I entered the door to the sound of rubber gloves being snapped and the words, "Yea..you can take her on back. YIPPEEE! I wondered if they had matching rubber hoses back there too! I tried not to imagine a pack of salivating wolves, but my hands started to quake on the walk to 'the room'. I guess Dr. M had forewarned them because Dr. N immediately started telling me about what to expect in that quiet, calming way of people who got a master's degree in hypnosis. I am sure dentists have to take a course or 2 in surreptitious hypnosis just because of people like me.
To make it all the more fun, they had a prospective dental student in for the day to observe. I agreed to his presence figuring I could make him my partner in blog-crime by getting him to snap some lovely pictures mid way thru. I felt I should do something like foam at the mouth to convince him that dentistry was NOT his calling. So, I launched my campaign to nudge him in to something kinder and gentler like, oh, I don't know--sword throwing maybe. I guess I made the doc nervous 'cause as soon as he shot me up good, he snatched that kid out of the room to some safer corner of the office.

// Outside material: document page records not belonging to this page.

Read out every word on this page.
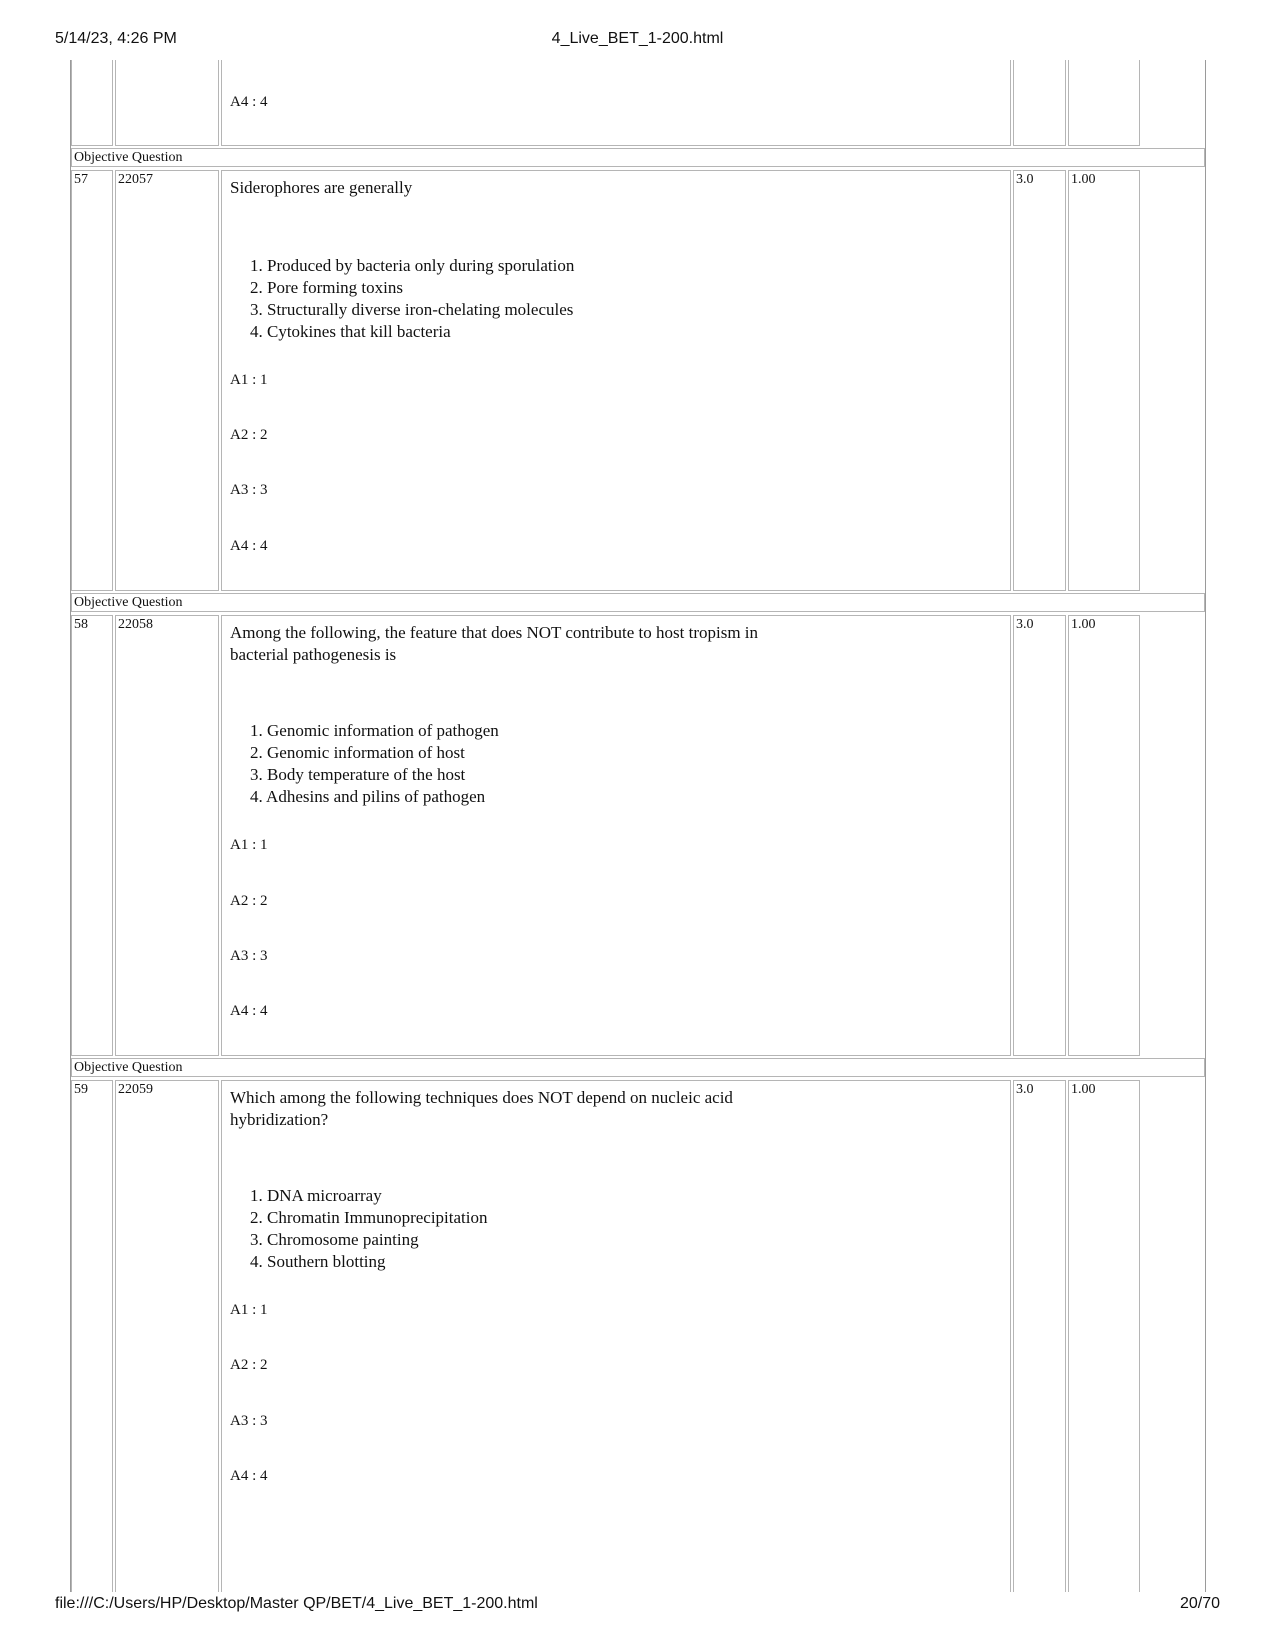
5/14/23, 4:26 PM	4_Live_BET_1-200.html
A4 : 4
Objective Question
57	22057	Siderophores are generally
1. Produced by bacteria only during sporulation
2. Pore forming toxins
3. Structurally diverse iron-chelating molecules
4. Cytokines that kill bacteria
A1 : 1
A2 : 2
A3 : 3
A4 : 4
3.0	1.00
Objective Question
58	22058	Among the following, the feature that does NOT contribute to host tropism in bacterial pathogenesis is
1. Genomic information of pathogen
2. Genomic information of host
3. Body temperature of the host
4. Adhesins and pilins of pathogen
A1 : 1
A2 : 2
A3 : 3
A4 : 4
3.0	1.00
Objective Question
59	22059	Which among the following techniques does NOT depend on nucleic acid hybridization?
1. DNA microarray
2. Chromatin Immunoprecipitation
3. Chromosome painting
4. Southern blotting
A1 : 1
A2 : 2
A3 : 3
A4 : 4
3.0	1.00
file:///C:/Users/HP/Desktop/Master QP/BET/4_Live_BET_1-200.html	20/70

I was sitting there waiting on my face to grow numb and blow up like he had just implanted a coconut when I discovered an escape route! I could still turn back! I had to go to the bathroom! One of his kind assistants walked me around the corner. I'm thinking given my successfully demonstrated command of directions, she probably had ulterior motives for walking me all the way there. Once she was sure I knew which door was mine, she left me alone to ponder my immediate future.
I had a HUGE urge to just keep on walking right down the hall and out the front door. There was a clear shot between me and victory. The only thing that made me abort the plan was that I had heard stories of people in need of a root canal yanking out their own teeth with a set of pliers while waiting for their appointment. There was that and the fact that the prospective dental student had a bird's eye view of the hallway. He looked like the kind of kid that would have ratted me out on U-tube. And..there's enough about me out there already...or will be when I get it edited.

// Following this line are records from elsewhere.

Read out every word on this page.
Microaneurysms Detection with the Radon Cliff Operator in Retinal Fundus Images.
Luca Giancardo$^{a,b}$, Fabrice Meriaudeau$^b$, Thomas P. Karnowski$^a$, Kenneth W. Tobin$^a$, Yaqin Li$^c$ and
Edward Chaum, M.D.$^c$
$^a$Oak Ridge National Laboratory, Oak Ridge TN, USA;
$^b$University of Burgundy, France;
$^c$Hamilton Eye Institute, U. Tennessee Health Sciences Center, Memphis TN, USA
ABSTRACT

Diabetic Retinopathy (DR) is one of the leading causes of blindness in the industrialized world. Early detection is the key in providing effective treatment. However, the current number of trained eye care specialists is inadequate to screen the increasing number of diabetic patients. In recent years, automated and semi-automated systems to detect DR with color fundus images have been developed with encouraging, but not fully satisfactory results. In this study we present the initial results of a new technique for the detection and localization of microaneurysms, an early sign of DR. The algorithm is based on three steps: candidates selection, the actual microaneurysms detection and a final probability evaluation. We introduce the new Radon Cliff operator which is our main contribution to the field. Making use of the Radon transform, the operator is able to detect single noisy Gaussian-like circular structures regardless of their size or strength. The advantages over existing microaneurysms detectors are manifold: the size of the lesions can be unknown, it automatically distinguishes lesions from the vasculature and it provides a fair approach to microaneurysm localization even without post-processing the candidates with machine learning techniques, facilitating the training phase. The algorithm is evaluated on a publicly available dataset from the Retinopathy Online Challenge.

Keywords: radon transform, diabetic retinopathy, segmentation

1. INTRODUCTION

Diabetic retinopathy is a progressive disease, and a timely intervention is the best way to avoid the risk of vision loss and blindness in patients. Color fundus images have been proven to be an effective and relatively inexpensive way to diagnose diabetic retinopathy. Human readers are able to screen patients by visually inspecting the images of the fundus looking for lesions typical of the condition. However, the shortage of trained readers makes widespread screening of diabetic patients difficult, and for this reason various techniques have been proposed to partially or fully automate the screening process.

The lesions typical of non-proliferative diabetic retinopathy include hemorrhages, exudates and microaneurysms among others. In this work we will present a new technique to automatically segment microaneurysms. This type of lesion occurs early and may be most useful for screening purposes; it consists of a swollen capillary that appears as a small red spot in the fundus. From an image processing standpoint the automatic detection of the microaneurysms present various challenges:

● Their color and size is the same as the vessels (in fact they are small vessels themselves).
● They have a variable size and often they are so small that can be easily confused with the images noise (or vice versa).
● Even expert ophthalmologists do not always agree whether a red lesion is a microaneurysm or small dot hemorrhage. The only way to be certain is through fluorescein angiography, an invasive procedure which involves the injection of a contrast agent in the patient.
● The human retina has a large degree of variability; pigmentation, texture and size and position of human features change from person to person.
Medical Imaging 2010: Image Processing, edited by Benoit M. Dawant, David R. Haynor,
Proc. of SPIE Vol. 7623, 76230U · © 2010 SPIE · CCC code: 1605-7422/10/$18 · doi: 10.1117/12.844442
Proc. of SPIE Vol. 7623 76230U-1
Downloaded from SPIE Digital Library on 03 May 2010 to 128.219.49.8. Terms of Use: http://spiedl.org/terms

So, given that I didn't want to go out in public drooling on myself without a reasonable explanation, I decided to stay put and endure. Just about the time I reached the drooling point, Dr. Sunshine came back in the door and told me it was going to hurt him more than it was going to hurt me. Or at least....I think that is what he said. I think it is what he should have said since that is what my mamma always said when she was about to begin delivering an old fashioned whoopin'. The truth of the Southern gospel is it ALWAYS hurt me more than it hurt my mamma, so you can see where I'm going here, can't you?
|Me--on anesthesia...see why I don't do gas?|
Chocolate>sugar>decay>cavity>filling>potential root canal some day in the future>referal from dentist back to endodontist>job security. Ha! It's a good thing I didn't opt for the gas today! I saw that plot coming a mile away. Still in all...the chocolate was good. Scuse me...gotta go wash the chocolate drool off my shirt. I really shouldn't have eaten it IN the parking lot right after the procedure while my mouth was still numb!
(With much thanks to Drs. Jason McKowsky and Christopher S. Noel and all their wonderful staffers for enduring a fraidy cat like me!)